# bb30 pressfit bearing extraction



## shotojs78 (May 20, 2008)

hi, I have super six evo, cannondale (sram red ) crank.. and I have to put new bearings, I thought it was easy to remove the bearings inside the cup, but its impossible, I need to remove the cup, cause the bearings are too tight, do you have the same problem?

thanks


----------



## shotojs78 (May 20, 2008)

finaly, we cant use the same cup twice.. ****!!


----------



## spookyload (Jan 30, 2004)

Park makes a tool that extracts the bearings/cups from the frame.
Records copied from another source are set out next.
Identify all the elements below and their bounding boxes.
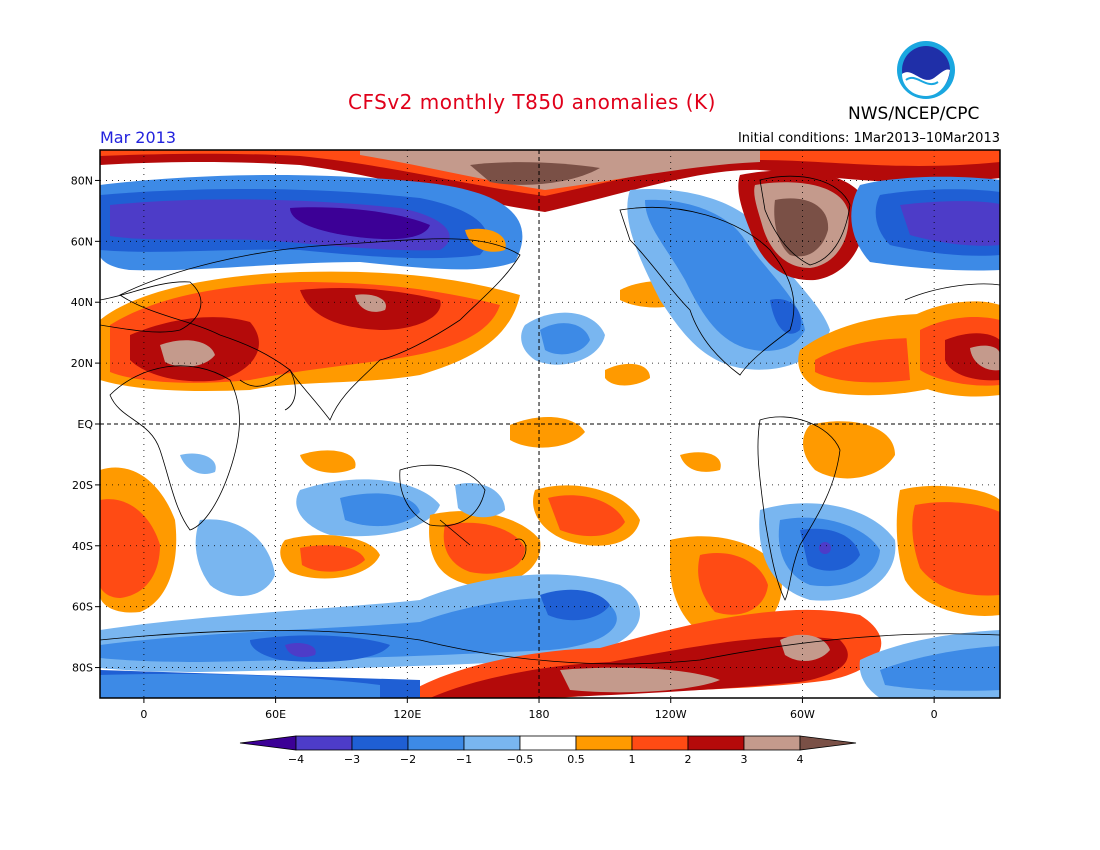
lon-label: 60E — [265, 708, 286, 721]
longitude-labels: 0 60E 120E 180 120W 60W 0 — [140, 708, 937, 721]
lat-label: EQ — [77, 418, 93, 431]
colorbar-label: 4 — [797, 753, 804, 766]
colorbar-label: −0.5 — [507, 753, 534, 766]
colorbar-label: 2 — [685, 753, 692, 766]
colorbar-cell — [519, 735, 577, 751]
lat-label: 40S — [72, 540, 93, 553]
colorbar-label: 1 — [629, 753, 636, 766]
lat-label: 20N — [71, 357, 93, 370]
lat-label: 80N — [71, 174, 93, 187]
colorbar-label: 0.5 — [567, 753, 585, 766]
lat-label: 80S — [72, 662, 93, 675]
initial-conditions: Initial conditions: 1Mar2013–10Mar2013 — [737, 131, 1000, 146]
lat-label: 60S — [72, 601, 93, 614]
colorbar-label: −1 — [456, 753, 472, 766]
colorbar-cell — [799, 735, 857, 751]
colorbar-label: −3 — [344, 753, 360, 766]
noaa-logo — [896, 40, 956, 100]
map-grid — [95, 150, 1000, 703]
agency-label: NWS/NCEP/CPC — [848, 104, 980, 124]
forecast-period: Mar 2013 — [100, 128, 176, 147]
lat-label: 20S — [72, 479, 93, 492]
lat-label: 60N — [71, 235, 93, 248]
lon-label: 0 — [931, 708, 938, 721]
colorbar-cell — [295, 735, 353, 751]
lon-label: 180 — [529, 708, 550, 721]
lat-label: 40N — [71, 296, 93, 309]
colorbar-cell — [743, 735, 801, 751]
lon-label: 60W — [790, 708, 815, 721]
colorbar-label: −4 — [288, 753, 304, 766]
latitude-labels: 80N 60N 40N 20N EQ 20S 40S 60S 80S — [71, 174, 94, 674]
chart-title: CFSv2 monthly T850 anomalies (K) — [348, 90, 716, 114]
lon-label: 120W — [655, 708, 687, 721]
colorbar-label: −2 — [400, 753, 416, 766]
lon-label: 120E — [393, 708, 421, 721]
colorbar-cell — [687, 735, 745, 751]
colorbar-cell — [631, 735, 689, 751]
colorbar-cell — [575, 735, 633, 751]
colorbar-cell — [407, 735, 465, 751]
colorbar-cell — [239, 735, 297, 751]
colorbar-label: 3 — [741, 753, 748, 766]
colorbar-cell — [351, 735, 409, 751]
lon-label: 0 — [140, 708, 147, 721]
colorbar-cell — [463, 735, 521, 751]
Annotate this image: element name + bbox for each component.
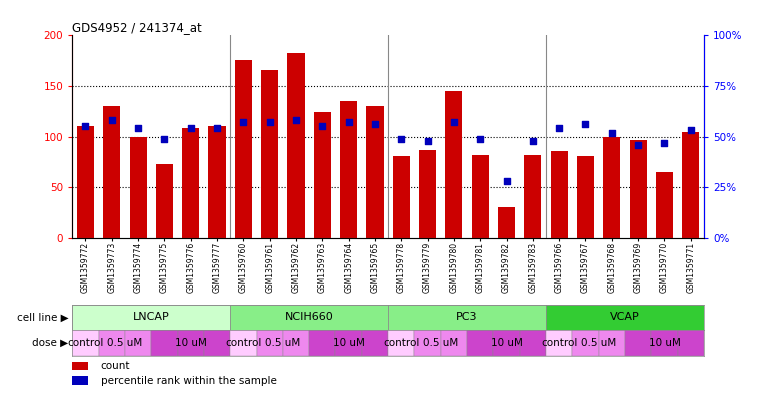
Point [211, 125, 223, 132]
Text: percentile rank within the sample: percentile rank within the sample [100, 376, 276, 386]
Bar [388, 330, 415, 356]
Text: LNCAP: LNCAP [133, 312, 170, 322]
Point [395, 136, 407, 142]
Text: 10 uM: 10 uM [175, 338, 207, 348]
Text: 0.5 uM: 0.5 uM [266, 338, 301, 348]
Text: GDS4952 / 241374_at: GDS4952 / 241374_at [72, 21, 202, 34]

BBT-30.3. Park Tool BBT-30.3 > Accessories > Tools > Bottom Bracket Tools | Jenson USA Online Bike Shop


----------



## shotojs78 (May 20, 2008)

spookyload said:


> Park makes a tool that extracts the bearings/cups from the frame. BBT-30.3.


yes I have this tool.. its not the problem ;-)


----------



## spookyload (Jan 30, 2004)

Were the cups installed with Loctite? Seems to be pretty common way folks are doing it these days and it takes heat to remove the bearings once installed with this stuff.


----------



## shotojs78 (May 20, 2008)

no, but anyway.. I spoke with my cannondale lbs and we can not use the same cup


----------



## spookyload (Jan 30, 2004)

Why can't you use the same cup? A LBS wants to sell you new parts obviously, so take that with a grain of salt.


----------



## Dan Gerous (Mar 28, 2005)

spookyload said:


> Why can't you use the same cup? A LBS wants to sell you new parts obviously, so take that with a grain of salt.


I think the SRAM PF30 assemblies are meant to be replaced as a single unit, when the bearings need to be replaced, you put new PF30 cups with included bearings. That's what the Evo manual states, haven't looked at the SRAM PF30 manual... but I think the bearings are pressed in those cups more or less permanently. This year though, Cannondale are using alloy cups instead of the SRAM composite cups with bearings in the Evo. I'm guessing the alloy cups can stay in the frame and you just change the bearings...


----------



## goodboyr (Apr 19, 2006)

What if you are using a shimano crank and chose the adapters that expect a completely empty bb? Are you saying the alloy cups cannot be removed?


----------